The good news is that the changes you need to make to control that seesaw effect are, for most people, straightforward.  Not always easy to implement because you might be breaking habits you’ve held for months, years, maybe even decades, but they are straightforward.

#1 – Improve meal composition.  Most meals you eat should contain moderate amounts of protein (6-8oz for males, 3-5oz for females on average), 1-2 cups of fibrous vegetables, and either good fats (coconut oil, various nuts, avocados, etc.)  or complex carbohydrates (brown rice, sweet potato, quinoa, etc.).  You don’t have to be terrified of eating carbs, but there has to be balance to the rest of the meal, as things like protein, fiber, and fat digest more slowly and will help regulate blood sugar more effectively than eating carbs alone.

#2 – Eat more frequently.  Not for the reason most people think, however – the idea that eating every 2 hours “stokes the metabolism” has been scientifically disproven.  What eating planned meals more often will do is keep you from getting so hungry that you will eventually tear the glass door off of a vending machine to get to a Mars Bar.  If you’re never letting yourself get that famished, you make better choices when you do eat.  Simple.

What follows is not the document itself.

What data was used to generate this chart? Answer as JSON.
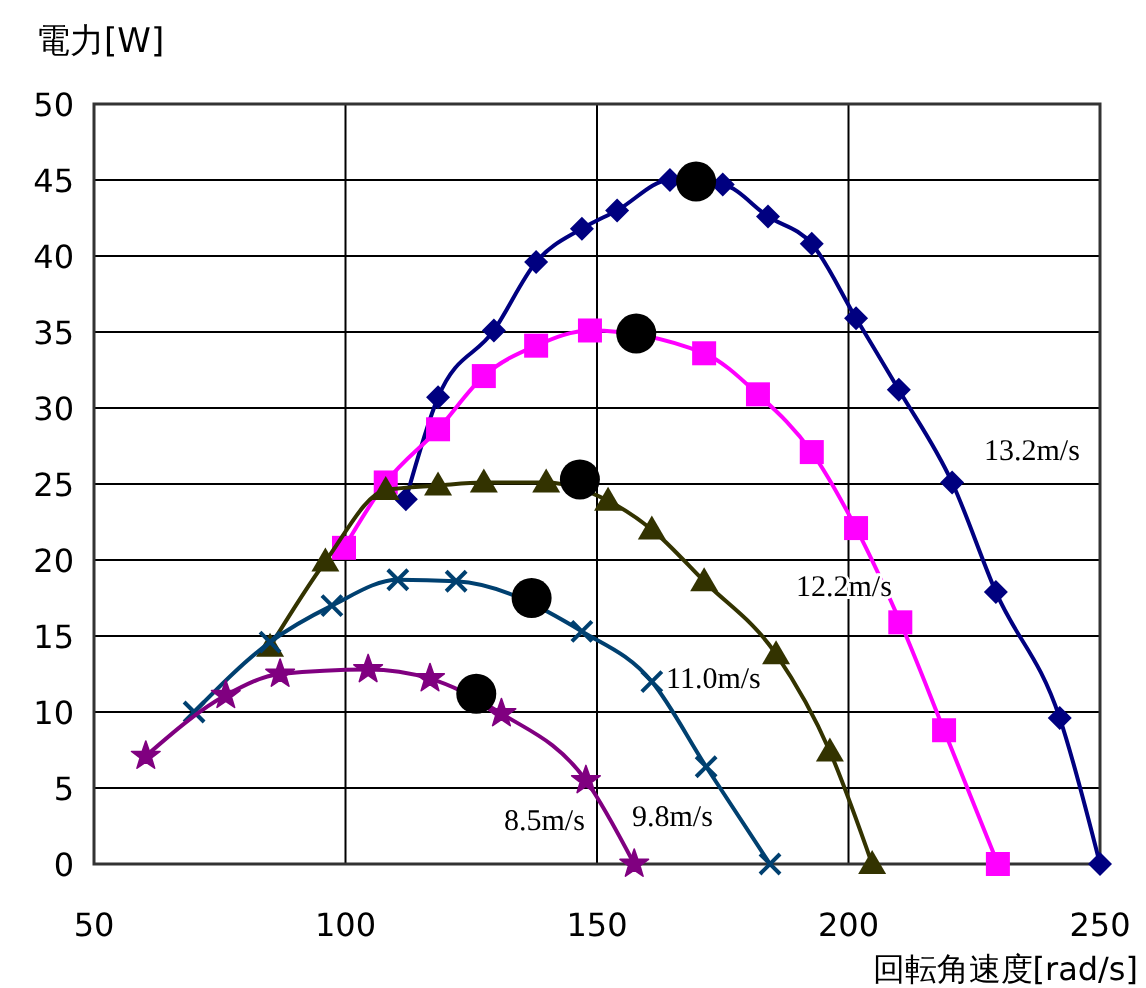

#3 – Eliminate unnecessary stressors.  Especially if you have a history of eating the way I described above, you have to take additional steps to reduce extra stress that you can control.  Late nights out?  Stress.  Not giving yourself enough time to get to work?  Stress.  Overdoing your training with things like two-hour weight training sessions or long-distance runs?  Stress.  All of these things will be working against you and your new nutritional habits.

For 90% of people, this is exactly where I would start them out of the gate.  It might not be glamorous, but it’s the stuff that produces results right away, and is also going to act as your support structure for when you want to get fancy with blood testing, supplement protocols, and training programs.  If you don’t have that foundation first, your body will crumble.